Jul 09, 2008 19:29
My mother home-schooled me through most of elementary school. I was a somewhat intractable student, as far as I remember, mostly because I didn't deal well with frustration. If I understand something quickly, I'm fine; it has been my great good luck to have enough native intelligence that I understand most things quickly. If, on the other hand, I didn't get it after a few tries I would become frustrated, often to the point of tears.
I think my mother just thought that I had an attitude problem; that if I couldn't get it right away, I refused to even try. This isn't really true. My problem was (and is) that if I couldn't understand a problem right away, it would make less and less sense the longer I stared at it. My mind would start twisting into inexplicable knots, simple concepts stopped making sense, and sooner or later I'd burst into tears and throw my workbook across the room.
Arithmetic always did this to me.

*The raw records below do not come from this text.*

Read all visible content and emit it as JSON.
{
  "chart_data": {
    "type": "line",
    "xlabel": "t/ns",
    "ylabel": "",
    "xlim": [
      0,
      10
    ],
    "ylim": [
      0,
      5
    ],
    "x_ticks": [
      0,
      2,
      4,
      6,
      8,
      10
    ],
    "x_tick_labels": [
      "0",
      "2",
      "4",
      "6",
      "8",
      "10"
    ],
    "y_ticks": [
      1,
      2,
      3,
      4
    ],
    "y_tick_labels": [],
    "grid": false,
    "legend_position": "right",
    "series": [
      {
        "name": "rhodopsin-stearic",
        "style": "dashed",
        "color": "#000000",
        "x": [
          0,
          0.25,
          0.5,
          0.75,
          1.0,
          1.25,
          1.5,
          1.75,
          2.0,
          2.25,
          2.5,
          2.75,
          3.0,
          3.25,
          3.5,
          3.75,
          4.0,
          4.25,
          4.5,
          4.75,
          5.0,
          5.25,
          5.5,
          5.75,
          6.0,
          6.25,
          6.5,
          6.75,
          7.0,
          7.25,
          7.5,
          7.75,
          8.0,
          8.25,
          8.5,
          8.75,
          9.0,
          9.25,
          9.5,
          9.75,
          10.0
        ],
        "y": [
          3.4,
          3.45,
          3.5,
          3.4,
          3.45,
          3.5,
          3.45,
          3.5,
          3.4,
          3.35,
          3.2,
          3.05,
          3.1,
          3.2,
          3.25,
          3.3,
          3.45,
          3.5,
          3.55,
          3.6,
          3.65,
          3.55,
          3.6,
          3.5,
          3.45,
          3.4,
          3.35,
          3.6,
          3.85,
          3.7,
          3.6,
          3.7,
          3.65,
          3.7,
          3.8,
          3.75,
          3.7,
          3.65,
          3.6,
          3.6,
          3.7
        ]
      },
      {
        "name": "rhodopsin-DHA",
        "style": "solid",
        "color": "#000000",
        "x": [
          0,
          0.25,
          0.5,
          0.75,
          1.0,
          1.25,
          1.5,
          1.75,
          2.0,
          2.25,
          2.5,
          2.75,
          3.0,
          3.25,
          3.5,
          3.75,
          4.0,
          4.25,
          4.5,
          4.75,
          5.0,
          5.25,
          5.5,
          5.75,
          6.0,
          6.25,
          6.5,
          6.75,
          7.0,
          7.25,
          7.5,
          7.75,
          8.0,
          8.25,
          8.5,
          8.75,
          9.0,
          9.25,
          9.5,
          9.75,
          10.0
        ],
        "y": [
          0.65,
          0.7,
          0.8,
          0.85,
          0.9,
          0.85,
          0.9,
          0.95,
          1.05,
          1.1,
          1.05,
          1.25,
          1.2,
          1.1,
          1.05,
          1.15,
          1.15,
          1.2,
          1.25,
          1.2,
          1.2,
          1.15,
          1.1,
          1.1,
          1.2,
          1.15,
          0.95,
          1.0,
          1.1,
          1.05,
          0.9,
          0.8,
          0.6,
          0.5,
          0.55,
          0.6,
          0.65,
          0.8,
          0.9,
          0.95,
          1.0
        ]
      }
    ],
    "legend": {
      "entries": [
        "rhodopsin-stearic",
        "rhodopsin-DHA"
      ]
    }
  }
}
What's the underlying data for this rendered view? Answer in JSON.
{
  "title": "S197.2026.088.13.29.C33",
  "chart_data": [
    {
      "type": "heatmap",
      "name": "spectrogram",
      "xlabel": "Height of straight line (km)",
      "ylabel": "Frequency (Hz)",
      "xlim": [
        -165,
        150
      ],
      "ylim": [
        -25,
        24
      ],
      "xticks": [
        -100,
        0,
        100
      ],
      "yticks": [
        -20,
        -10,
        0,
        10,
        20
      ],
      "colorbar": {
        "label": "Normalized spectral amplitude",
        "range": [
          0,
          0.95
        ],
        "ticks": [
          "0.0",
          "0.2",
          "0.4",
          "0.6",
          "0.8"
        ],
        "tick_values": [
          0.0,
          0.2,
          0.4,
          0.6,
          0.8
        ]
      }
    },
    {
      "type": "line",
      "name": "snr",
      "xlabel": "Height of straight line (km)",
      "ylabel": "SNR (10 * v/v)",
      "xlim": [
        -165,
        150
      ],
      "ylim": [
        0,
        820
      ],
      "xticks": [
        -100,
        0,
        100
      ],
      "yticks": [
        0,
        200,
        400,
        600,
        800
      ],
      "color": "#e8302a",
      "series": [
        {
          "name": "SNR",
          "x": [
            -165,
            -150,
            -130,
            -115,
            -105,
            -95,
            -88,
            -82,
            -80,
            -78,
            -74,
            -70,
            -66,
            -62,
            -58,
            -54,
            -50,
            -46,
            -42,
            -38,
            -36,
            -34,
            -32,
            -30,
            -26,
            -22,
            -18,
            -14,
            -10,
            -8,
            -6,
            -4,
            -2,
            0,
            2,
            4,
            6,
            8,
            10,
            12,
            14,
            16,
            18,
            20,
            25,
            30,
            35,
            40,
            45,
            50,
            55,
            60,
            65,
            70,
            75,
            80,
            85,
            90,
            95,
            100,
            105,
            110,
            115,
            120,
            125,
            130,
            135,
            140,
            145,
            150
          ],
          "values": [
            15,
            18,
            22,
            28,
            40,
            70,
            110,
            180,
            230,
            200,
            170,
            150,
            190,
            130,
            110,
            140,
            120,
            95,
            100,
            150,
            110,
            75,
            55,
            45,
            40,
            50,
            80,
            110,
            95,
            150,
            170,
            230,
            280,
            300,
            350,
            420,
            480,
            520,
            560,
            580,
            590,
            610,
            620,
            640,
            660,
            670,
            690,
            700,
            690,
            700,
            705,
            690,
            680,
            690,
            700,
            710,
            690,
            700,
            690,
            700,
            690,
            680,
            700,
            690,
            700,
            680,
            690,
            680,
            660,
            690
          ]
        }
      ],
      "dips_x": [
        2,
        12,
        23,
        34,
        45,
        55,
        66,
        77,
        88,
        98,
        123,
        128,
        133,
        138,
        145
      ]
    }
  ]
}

Once I got to higher math I was fine, but there was something about addition, subtraction, multiplication, and division that I could never wrap my head around. Mostly, this didn't really matter. After sixth grade, most teachers would let us use calculators and if I didn't have to worry about the numbers, math became a matter of logic. I'm good at logic; I'm not good at numbers.
One small problem. Calculators are not permitted on the GRE exams.
At the age of twenty-two, I have discovered that multiplying fractions still has the power to reduce me to tears.